- Marta Esteves
Um ano de pandemia ou um ano de atropelo reiterado dos direitos das grávidas
Se em Portugal a violação dos direitos das mulheres na gravidez e, principalmente, no parto era diariamente feita pela calada, há um ano, com a pandemia instalada essa violação passou a ser gritante.
Há um ano, com o estalar da pandemia em Portugal, o escalar da violação dos mais básicos direitos da mulher grávida e parturiente era notório a cada nova orientação da Direção Geral da Saúde. A DGS – na Orientação n.º 018/2020 de 30/03/2020 -, referia, para casos de mães Covid-19 positivas, que, não obstante o risco de contágio se opor aos benefícios da ligação e amamentação precoce, deveriam as instituições de saúde tomar decisões individualizadas. Ora, tal fez com que, na esmagadora maioria (se não totalidade) das unidades hospitalares, fossem adotados protocolos de separação de mãe e bebé no caso de a mãe estar infetada. Até porque, na mesma orientação, a DGS preconizava que o contacto pele a pele era desaconselhado, bem como a ideia de que nos casos de separação de mãe e bebé, sempre com referência às mães Covid-19 positivas, o leite materno deveria ser desperdiçado até a mãe obter dois testes negativos.
A cereja no topo do bolo foi a proibição de acompanhantes das grávidas, quer em consultas de rotina, ecografias e, também, no parto.

Continua tudo igual ao início da pandemia na vigilância da gravidez e nos partos?
Não, melhorias aconteceram. Mas, apesar de a referida orientação ter vindo a sofrer várias alterações, mesmo a redação mais recente da Orientação n.º 018/2020, que se encontra em vigor, não é clara quanto ao direito da grávida ter, pelo menos, um acompanhante durante todo o trabalho de parto, já que deixa ao critério das instituições que as mesmas “devem assegurar as condições para garantir a presença de um acompanhante durante o parto”, terminando com a sugestão da realização do teste por PCR ao acompanhante e, pelo meio, fazendo referência a que “deve ser discutido com a parturiente o período que considera mais relevante para ter a presença do acompanhante”, o que leva a que o acompanhante só esteja presente durante a fase expulsiva do trabalho de parto.
Ora, a atualização desta norma fez com que a esmagadora maioria (se não mesmo, neste caso, a totalidade) das unidades hospitalares exija que o acompanhante, normalmente o pai, apresente um teste negativo, sendo que por vezes o resultado desse teste acaba por não chegar a tempo.
Estas práticas têm vindo a ser tão desaconselhadas e desajustadas que, no final da passada semana, a Assembleia da República recomendou ao Governo que garanta o cumprimento dos direitos da mulher grávida, nomeadamente que seja assegurado “o cumprimento dos direitos da mulher grávida em todas as fases da gravidez, durante as consultas, os exames, o parto e o pós-parto.”
Mas, será que as orientações da DGS se sobrepõe à lei?
Não, não e não.

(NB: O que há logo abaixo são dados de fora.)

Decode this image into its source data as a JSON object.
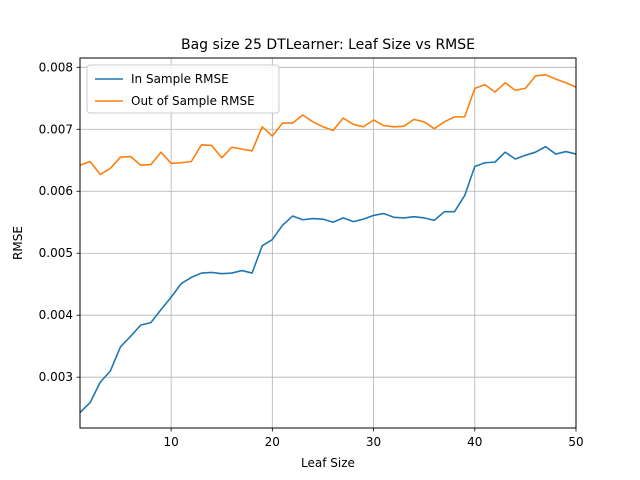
{
  "chart_data": {
    "type": "line",
    "title": "Bag size 25 DTLearner: Leaf Size vs RMSE",
    "xlabel": "Leaf Size",
    "ylabel": "RMSE",
    "xlim": [
      1,
      50
    ],
    "ylim": [
      0.00218,
      0.00815
    ],
    "xticks": [
      10,
      20,
      30,
      40,
      50
    ],
    "xtick_labels": [
      "10",
      "20",
      "30",
      "40",
      "50"
    ],
    "yticks": [
      0.003,
      0.004,
      0.005,
      0.006,
      0.007,
      0.008
    ],
    "ytick_labels": [
      "0.003",
      "0.004",
      "0.005",
      "0.006",
      "0.007",
      "0.008"
    ],
    "grid": true,
    "legend_position": "top-left",
    "x": [
      1,
      2,
      3,
      4,
      5,
      6,
      7,
      8,
      9,
      10,
      11,
      12,
      13,
      14,
      15,
      16,
      17,
      18,
      19,
      20,
      21,
      22,
      23,
      24,
      25,
      26,
      27,
      28,
      29,
      30,
      31,
      32,
      33,
      34,
      35,
      36,
      37,
      38,
      39,
      40,
      41,
      42,
      43,
      44,
      45,
      46,
      47,
      48,
      49,
      50
    ],
    "series": [
      {
        "name": "In Sample RMSE",
        "color": "#1f77b4",
        "values": [
          0.00243,
          0.00259,
          0.00292,
          0.0031,
          0.00349,
          0.00366,
          0.00384,
          0.00388,
          0.00409,
          0.00429,
          0.00451,
          0.00461,
          0.00468,
          0.00469,
          0.00467,
          0.00468,
          0.00472,
          0.00468,
          0.00512,
          0.00522,
          0.00545,
          0.0056,
          0.00554,
          0.00556,
          0.00555,
          0.0055,
          0.00557,
          0.00551,
          0.00555,
          0.00561,
          0.00564,
          0.00558,
          0.00557,
          0.00559,
          0.00557,
          0.00553,
          0.00567,
          0.00567,
          0.00593,
          0.0064,
          0.00646,
          0.00647,
          0.00663,
          0.00652,
          0.00658,
          0.00663,
          0.00672,
          0.0066,
          0.00664,
          0.0066
        ]
      },
      {
        "name": "Out of Sample RMSE",
        "color": "#ff7f0e",
        "values": [
          0.00642,
          0.00648,
          0.00627,
          0.00637,
          0.00655,
          0.00656,
          0.00642,
          0.00643,
          0.00663,
          0.00645,
          0.00646,
          0.00648,
          0.00675,
          0.00674,
          0.00654,
          0.00671,
          0.00668,
          0.00665,
          0.00704,
          0.00689,
          0.0071,
          0.0071,
          0.00723,
          0.00712,
          0.00704,
          0.00698,
          0.00718,
          0.00708,
          0.00704,
          0.00715,
          0.00706,
          0.00704,
          0.00705,
          0.00716,
          0.00712,
          0.00701,
          0.00712,
          0.0072,
          0.0072,
          0.00766,
          0.00772,
          0.0076,
          0.00775,
          0.00763,
          0.00766,
          0.00786,
          0.00788,
          0.00781,
          0.00775,
          0.00768
        ]
      }
    ]
  }
}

Mas, não obstante o desconhecimento e situação geral de pânico que se vivia no país há um ano, tal não pode servir de justificação para os sucessivos atropelos aos direitos das mulheres na gravidez e no parto ao longo do último ano.
Apesar da situação pandémica que vivemos, nenhuma orientação ou norma da DGS revogou, nem podia revogar, a Lei n.º 110/2019, em suma a lei que veio consagrar e reforçar os direitos da mulher na gravidez e no parto.
Resta-nos esperar que a DGS, através do Governo, adote a recomendação da Assembleia da República. Sendo que, até lá, grávidas apenas se podem informar e escolher o local que melhor entendam como adequado para o parto e que respeita os seus direitos enquanto mulher. Nunca esquecendo que podem e devem as grávidas, ainda mais nestes tempos pandémicos que vivemos, elaborar e fazer-se acompanhar do plano de parto.